You gotta make money, and holding yard sales isn’t going to cut it. So what’s the quickest and most efficient way around that conundrum? You could make yourself more valuable at your place of employment, but a) we can’t help you with that and 2) your employer will still be profiting off your hide. Instead, you have to learn how to leverage: how to defer current rewards for larger rewards down the road, ones that are positively disproportionate to the time elapsed. You need to know the difference between an IRA and a 401(k). And between a Roth and a traditional version of each. What a mutual fund is, and why it’s not a choice between investing in a mutual fund or a 401(k), etc. Learning about investment vehicles might not sound all that gripping to you. It might not be, and almost certainly isn’t, what your formal education focused on. Consider basic financial knowledge to be part of the price of being a functioning and productive member of society.
You know the rudiments of physical health, right? Smoking bad, grilled salmon good, sitting on the couch bad, riding a bike good etc. You didn’t need a degree in dietetics to comprehend that. Similarly, you don’t need a CPA designation to understand how tax brackets work and what the difference between credits and deductions is. We’re leading to yet another plug to buy our book here, but that’s not the primary purpose of this. Rather, we’re beseeching you to stop being fanatical about saving as much money as possible. Per hour committed to the task, it’s far more efficient and beneficial to look for ways to increase your existing stock of wealth than to look for ways to cut spending a little more. No worse advice has ever made it into axiomatic form than “A penny saved is a penny earned.” Nonsense. Once you start building a positive net worth, earning pennies becomes far easier than saving them. Also, the opportunities to earn greatly outpace the opportunities to save. You can only save so much. Your powers of accumulation are greater than that, and probably greater than you can imagine.

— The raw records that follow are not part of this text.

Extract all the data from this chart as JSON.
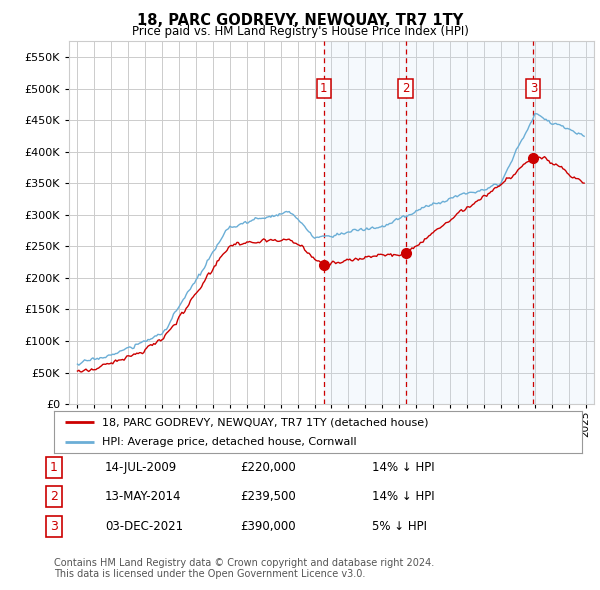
{
  "title": "18, PARC GODREVY, NEWQUAY, TR7 1TY",
  "subtitle": "Price paid vs. HM Land Registry's House Price Index (HPI)",
  "legend_line1": "18, PARC GODREVY, NEWQUAY, TR7 1TY (detached house)",
  "legend_line2": "HPI: Average price, detached house, Cornwall",
  "sales": [
    {
      "num": 1,
      "date": "14-JUL-2009",
      "price": 220000,
      "pct": "14%",
      "dir": "↓",
      "x_year": 2009.54
    },
    {
      "num": 2,
      "date": "13-MAY-2014",
      "price": 239500,
      "pct": "14%",
      "dir": "↓",
      "x_year": 2014.37
    },
    {
      "num": 3,
      "date": "03-DEC-2021",
      "price": 390000,
      "pct": "5%",
      "dir": "↓",
      "x_year": 2021.92
    }
  ],
  "footer_line1": "Contains HM Land Registry data © Crown copyright and database right 2024.",
  "footer_line2": "This data is licensed under the Open Government Licence v3.0.",
  "ylim": [
    0,
    575000
  ],
  "yticks": [
    0,
    50000,
    100000,
    150000,
    200000,
    250000,
    300000,
    350000,
    400000,
    450000,
    500000,
    550000
  ],
  "xlim": [
    1994.5,
    2025.5
  ],
  "hpi_color": "#6baed6",
  "price_color": "#cc0000",
  "vline_color": "#cc0000",
  "shade_color": "#dbeeff",
  "background_color": "#ffffff",
  "grid_color": "#cccccc"
}
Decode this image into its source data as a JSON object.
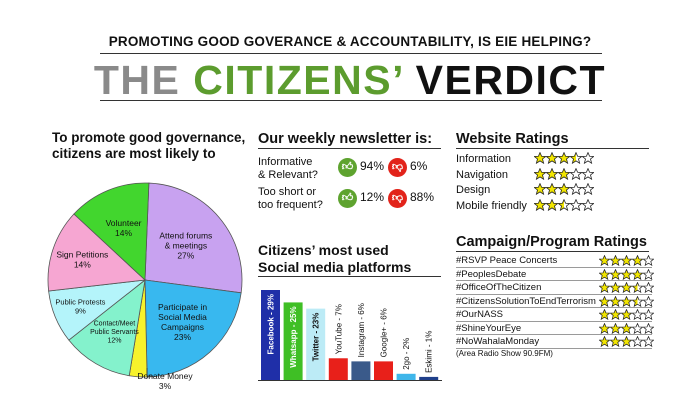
{
  "header": {
    "subtitle": "PROMOTING GOOD GOVERANCE & ACCOUNTABILITY, IS EIE HELPING?",
    "title_part1": "THE",
    "title_part2": "CITIZENS’",
    "title_part3": "VERDICT"
  },
  "pie_section": {
    "heading_line1": "To promote good governance,",
    "heading_line2": "citizens are most likely to"
  },
  "newsletter": {
    "heading": "Our weekly newsletter is:",
    "rows": [
      {
        "label1": "Informative",
        "label2": "& Relevant?",
        "yes": "94%",
        "no": "6%"
      },
      {
        "label1": "Too short or",
        "label2": "too frequent?",
        "yes": "12%",
        "no": "88%"
      }
    ]
  },
  "social": {
    "heading_line1": "Citizens’ most used",
    "heading_line2": "Social media platforms"
  },
  "website": {
    "heading": "Website Ratings",
    "items": [
      {
        "label": "Information",
        "stars": 3.5
      },
      {
        "label": "Navigation",
        "stars": 3
      },
      {
        "label": "Design",
        "stars": 3
      },
      {
        "label": "Mobile friendly",
        "stars": 2.5
      }
    ]
  },
  "campaign": {
    "heading": "Campaign/Program Ratings",
    "items": [
      {
        "label": "#RSVP Peace Concerts",
        "stars": 4
      },
      {
        "label": "#PeoplesDebate",
        "stars": 4
      },
      {
        "label": "#OfficeOfTheCitizen",
        "stars": 3.5
      },
      {
        "label": "#CitizensSolutionToEndTerrorism",
        "stars": 3.5
      },
      {
        "label": "#OurNASS",
        "stars": 3
      },
      {
        "label": "#ShineYourEye",
        "stars": 3
      },
      {
        "label": "#NoWahalaMonday",
        "stars": 3
      }
    ],
    "note": "(Area Radio Show 90.9FM)"
  },
  "colors": {
    "thumb_up": "#5ea32f",
    "thumb_down": "#e2231a",
    "star_fill": "#f2e600"
  },
  "chart_data": [
    {
      "type": "pie",
      "slices": [
        {
          "label": "Attend forums & meetings",
          "value": 27,
          "text": "Attend forums\n& meetings\n27%",
          "color": "#c8a2f0"
        },
        {
          "label": "Participate in Social Media Campaigns",
          "value": 23,
          "text": "Participate in\nSocial Media\nCampaigns\n23%",
          "color": "#38b8ef"
        },
        {
          "label": "Donate Money",
          "value": 3,
          "text": "Donate Money\n3%",
          "color": "#f7f22c"
        },
        {
          "label": "Contact/Meet Public Servants",
          "value": 12,
          "text": "Contact/Meet\nPublic Servants\n12%",
          "color": "#84f2cc"
        },
        {
          "label": "Public Protests",
          "value": 9,
          "text": "Public Protests\n9%",
          "color": "#b4f4fa"
        },
        {
          "label": "Sign Petitions",
          "value": 14,
          "text": "Sign Petitions\n14%",
          "color": "#f6a6d2"
        },
        {
          "label": "Volunteer",
          "value": 14,
          "text": "Volunteer\n14%",
          "color": "#42d62e"
        }
      ]
    },
    {
      "type": "bar",
      "categories": [
        "Facebook",
        "Whatsapp",
        "Twitter",
        "YouTube",
        "Instagram",
        "Google+",
        "2go",
        "Eskimi"
      ],
      "values": [
        29,
        25,
        23,
        7,
        6,
        6,
        2,
        1
      ],
      "bar_labels": [
        "Facebook - 29%",
        "Whatsapp - 25%",
        "Twitter - 23%",
        "YouTube - 7%",
        "Instagram - 6%",
        "Google+ - 6%",
        "2go - 2%",
        "Eskimi - 1%"
      ],
      "colors": [
        "#1f2fa8",
        "#3fbf25",
        "#bcebf6",
        "#e8201a",
        "#3a5a8a",
        "#e8201a",
        "#3fb6ea",
        "#1f3f8a"
      ]
    }
  ]
}
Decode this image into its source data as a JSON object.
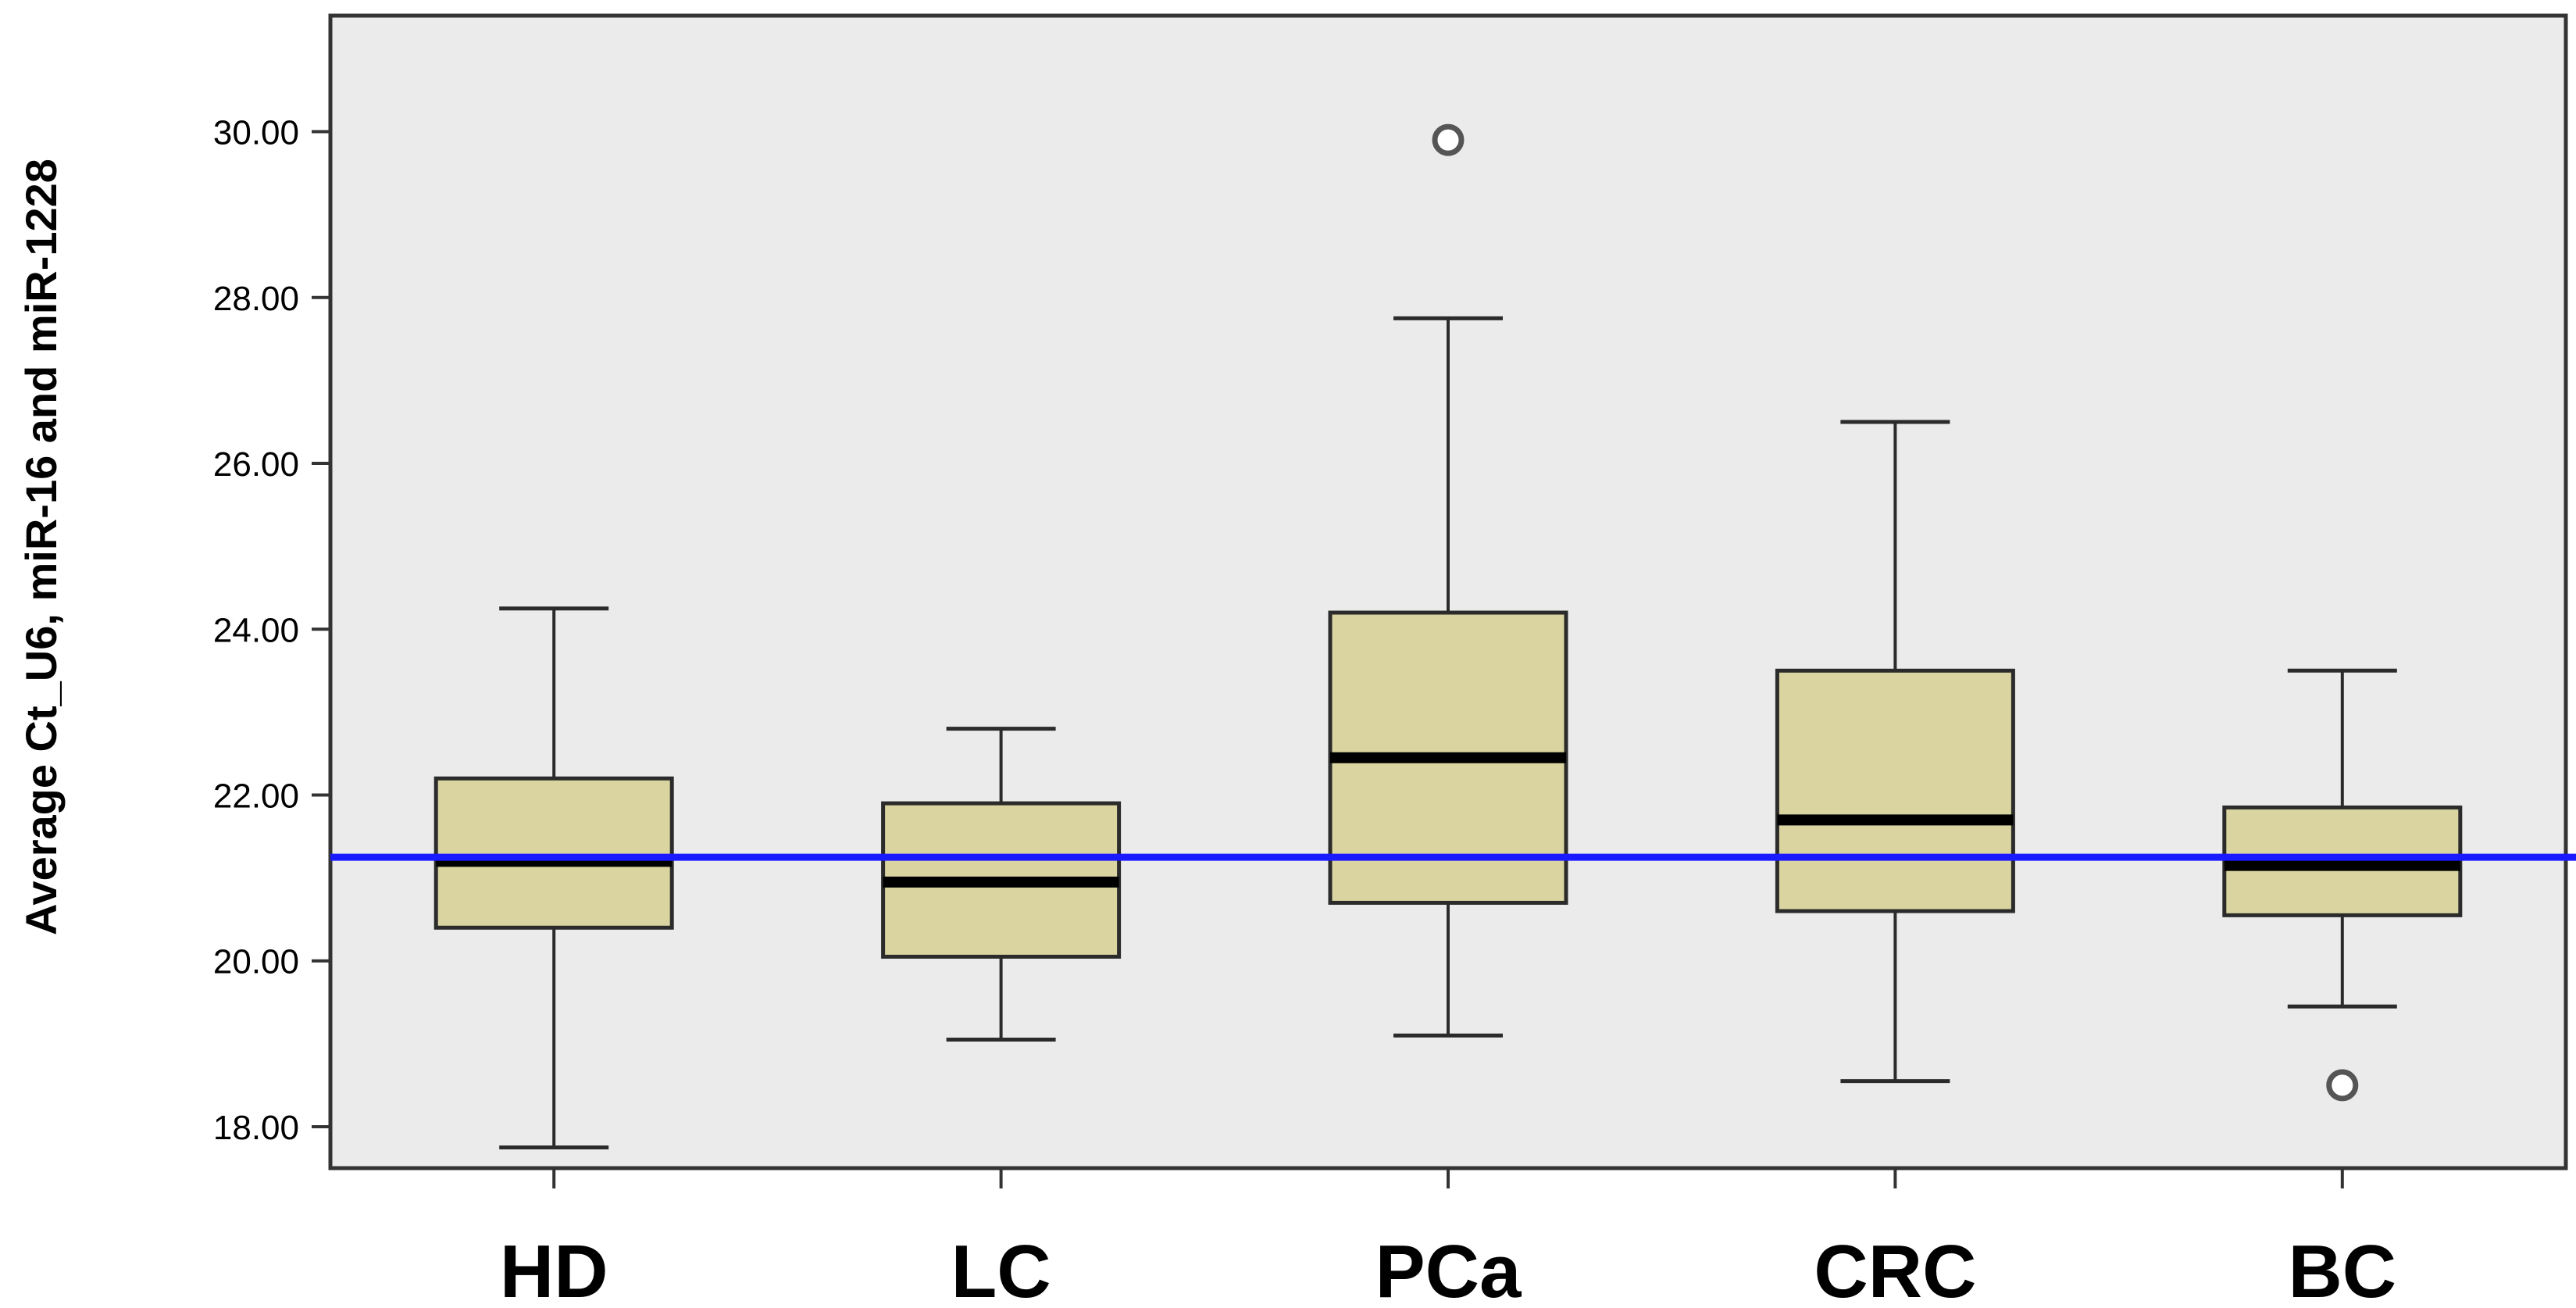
{
  "chart_data": {
    "type": "box",
    "title": "",
    "xlabel": "",
    "ylabel": "Average Ct_U6, miR-16 and miR-1228",
    "ylim": [
      17.5,
      31.4
    ],
    "yticks": [
      18,
      20,
      22,
      24,
      26,
      28,
      30
    ],
    "ytick_labels": [
      "18.00",
      "20.00",
      "22.00",
      "24.00",
      "26.00",
      "28.00",
      "30.00"
    ],
    "categories": [
      "HD",
      "LC",
      "PCa",
      "CRC",
      "BC"
    ],
    "boxes": [
      {
        "category": "HD",
        "whisker_low": 17.75,
        "q1": 20.4,
        "median": 21.2,
        "q3": 22.2,
        "whisker_high": 24.25,
        "outliers": []
      },
      {
        "category": "LC",
        "whisker_low": 19.05,
        "q1": 20.05,
        "median": 20.95,
        "q3": 21.9,
        "whisker_high": 22.8,
        "outliers": []
      },
      {
        "category": "PCa",
        "whisker_low": 19.1,
        "q1": 20.7,
        "median": 22.45,
        "q3": 24.2,
        "whisker_high": 27.75,
        "outliers": [
          29.9
        ]
      },
      {
        "category": "CRC",
        "whisker_low": 18.55,
        "q1": 20.6,
        "median": 21.7,
        "q3": 23.5,
        "whisker_high": 26.5,
        "outliers": []
      },
      {
        "category": "BC",
        "whisker_low": 19.45,
        "q1": 20.55,
        "median": 21.15,
        "q3": 21.85,
        "whisker_high": 23.5,
        "outliers": [
          18.5
        ]
      }
    ],
    "reference_line": {
      "value": 21.25,
      "color": "#1a1aff"
    },
    "colors": {
      "plot_background": "#ebebeb",
      "box_fill": "#d9d4a0",
      "box_stroke": "#2b2b2b",
      "median": "#000000",
      "outlier_stroke": "#555555"
    },
    "grid": false,
    "legend": false
  }
}
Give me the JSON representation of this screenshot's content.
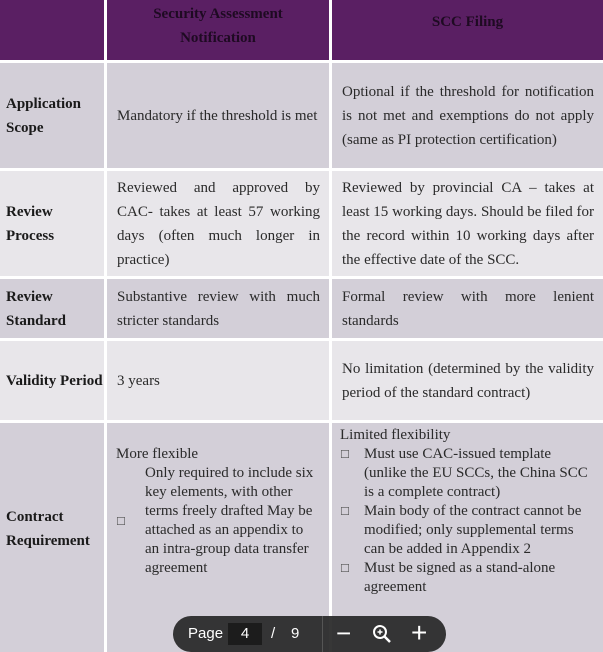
{
  "table": {
    "headers": [
      "",
      "Security Assessment Notification",
      "SCC Filing"
    ],
    "rows": [
      {
        "label": "Application Scope",
        "sa": "Mandatory if the threshold is met",
        "scc": "Optional if the threshold for notification is not met and exemptions do not apply (same as PI protection certification)"
      },
      {
        "label": "Review Process",
        "sa": "Reviewed and approved by CAC- takes at least 57 working days (often much longer in practice)",
        "scc": "Reviewed by provincial CA – takes at least 15 working days. Should be filed for the record within 10 working days after the effective date of the SCC."
      },
      {
        "label": "Review Standard",
        "sa": "Substantive review with much stricter standards",
        "scc": "Formal review with more lenient standards"
      },
      {
        "label": "Validity Period",
        "sa": "3 years",
        "scc": "No limitation (determined by the validity period of the standard contract)"
      },
      {
        "label": "Contract Requirement",
        "sa_intro": "More flexible",
        "sa_bullet": "Only required to include six key elements, with other terms freely drafted May be attached as an appendix to an intra-group data transfer agreement",
        "scc_intro": "Limited flexibility",
        "scc_bullets": [
          "Must use CAC-issued template (unlike the EU SCCs, the China SCC is a complete contract)",
          "Main body of the contract cannot be modified; only supplemental terms can be added in Appendix 2",
          "Must be signed as a stand-alone agreement"
        ]
      }
    ],
    "bullet_glyph": "☐",
    "colors": {
      "header": "#5a1f63",
      "row_dark": "#d3cfd8",
      "row_light": "#e8e6ea"
    }
  },
  "toolbar": {
    "page_label": "Page",
    "current_page": "4",
    "separator": "/",
    "total_pages": "9",
    "zoom_out": "−",
    "zoom_in": "+"
  }
}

Or as we say over and over again, buy assets and sell liabilities. $7 spent on our book beats $7 saved by making your own toothpaste and placing the proceeds in a jar. Even if you’re saving orders of magnitude more than that, you can still do even more by buying assets. $2000 in an index fund beats $2000 negotiated off the price of a car. The former is dynamic, the latter static.
Now excuse as we hit you with the hard truth. The post up to this point was written for the benefit of those who aren’t carrying consumer debt. If you have a credit card balance or outstanding student loans, forget everything we said. Different, more spartan rules apply to those with a negative net worth. If you’re below zero, that’s where (and only where) the frugality kooks have a point. Do everything in your power to pay off those debts. Wear cheap clothes. Amuse yourself. Don’t be an idiot and plan a $20,000 wedding. You can’t build anything until your net worth starts with a +, however unassuming that number might be. Having a little bit of money puts you on a different and better continuum than the one the indebted are on. A failure to grasp that is why almost all poor people stay poor.